No particular reason, but I dont use np.matrix too often so I change it to numpy array so that I am more familiar with the behavior.

Ok. I thought here may had been a performance reason.

I am having some challenges getting the inference to work. I am using your version with the potential.
After running

 with model:
   start = pm.find_MAP()
       trace = pm.sample(1000, start=start, njobs=1)

I get the error:


ValueError Traceback (most recent call last)
in ()
2 start = pm.find_MAP()
3 #trace = pm.sample(1000, tune=5000, cores=4)
----> 4 trace = pm.sample(1000, start=start, njobs=1)
5
6 #start

/Users/bieljoanisaac/Library/Python/2.7/lib/python/site-packages/pymc3/sampling.pyc in sample(draws, step, init, n_init, start, trace, chain_idx, chains, cores, tune, nuts_kwargs, step_kwargs, progressbar, model, random_seed, live_plot, discard_tuned_samples, live_plot_kwargs, compute_convergence_checks, use_mmap, **kwargs)
460 _log.info(‘Sequential sampling ({} chains in 1 job)’.format(chains))
461 _print_step_hierarchy(step)
–> 462 trace = _sample_many(**sample_args)
463
464 discard = tune if discard_tuned_samples else 0

logp = 13,046, ||grad|| = 8.8755: 100% 16/16 [00:00<00:00, 56.69it/s]
Auto-assigning NUTS sampler…
INFO:pymc3:Auto-assigning NUTS sampler…
Initializing NUTS using jitter+adapt_diag…
INFO:pymc3:Initializing NUTS using jitter+adapt_diag…
Sequential sampling (2 chains in 1 job)
INFO:pymc3:Sequential sampling (2 chains in 1 job)
NUTS: [theta_t_stickbreaking__, theta_i_stickbreaking__, pi_stickbreaking__]
INFO:pymc3:NUTS: [theta_t_stickbreaking__, theta_i_stickbreaking__, pi_stickbreaking__]
0%| | 0/1500 [00:00<?, ?it/s]

ValueError Traceback (most recent call last)
in ()
2 start = pm.find_MAP()
3 #trace = pm.sample(1000, tune=5000, cores=4)
----> 4 trace = pm.sample(1000, start=start, njobs=1)
5
6 #start

115             self.potential.raise_ok()
116             raise ValueError('Bad initial energy: %s.

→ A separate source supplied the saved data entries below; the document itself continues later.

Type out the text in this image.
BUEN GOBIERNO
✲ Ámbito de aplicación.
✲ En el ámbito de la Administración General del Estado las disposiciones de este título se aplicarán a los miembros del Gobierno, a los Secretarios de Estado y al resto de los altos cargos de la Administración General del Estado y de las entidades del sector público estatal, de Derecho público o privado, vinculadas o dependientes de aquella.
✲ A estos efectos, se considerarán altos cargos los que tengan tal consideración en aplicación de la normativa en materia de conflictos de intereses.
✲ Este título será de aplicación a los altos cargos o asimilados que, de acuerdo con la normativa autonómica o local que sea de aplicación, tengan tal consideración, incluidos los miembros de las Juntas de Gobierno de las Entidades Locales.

The model '

–> 117 ‘might be misspecified.’ % start.energy)
118
119 adapt_step = self.tune and self.adapt_step_size

ValueError: Bad initial energy: inf. The model might be misspecified.

This only happens if initialize with MAP. Any idea of what is happening?

Yeah dont initialized with MAP, that’s usually a bad idea - I was doing it just to check the model.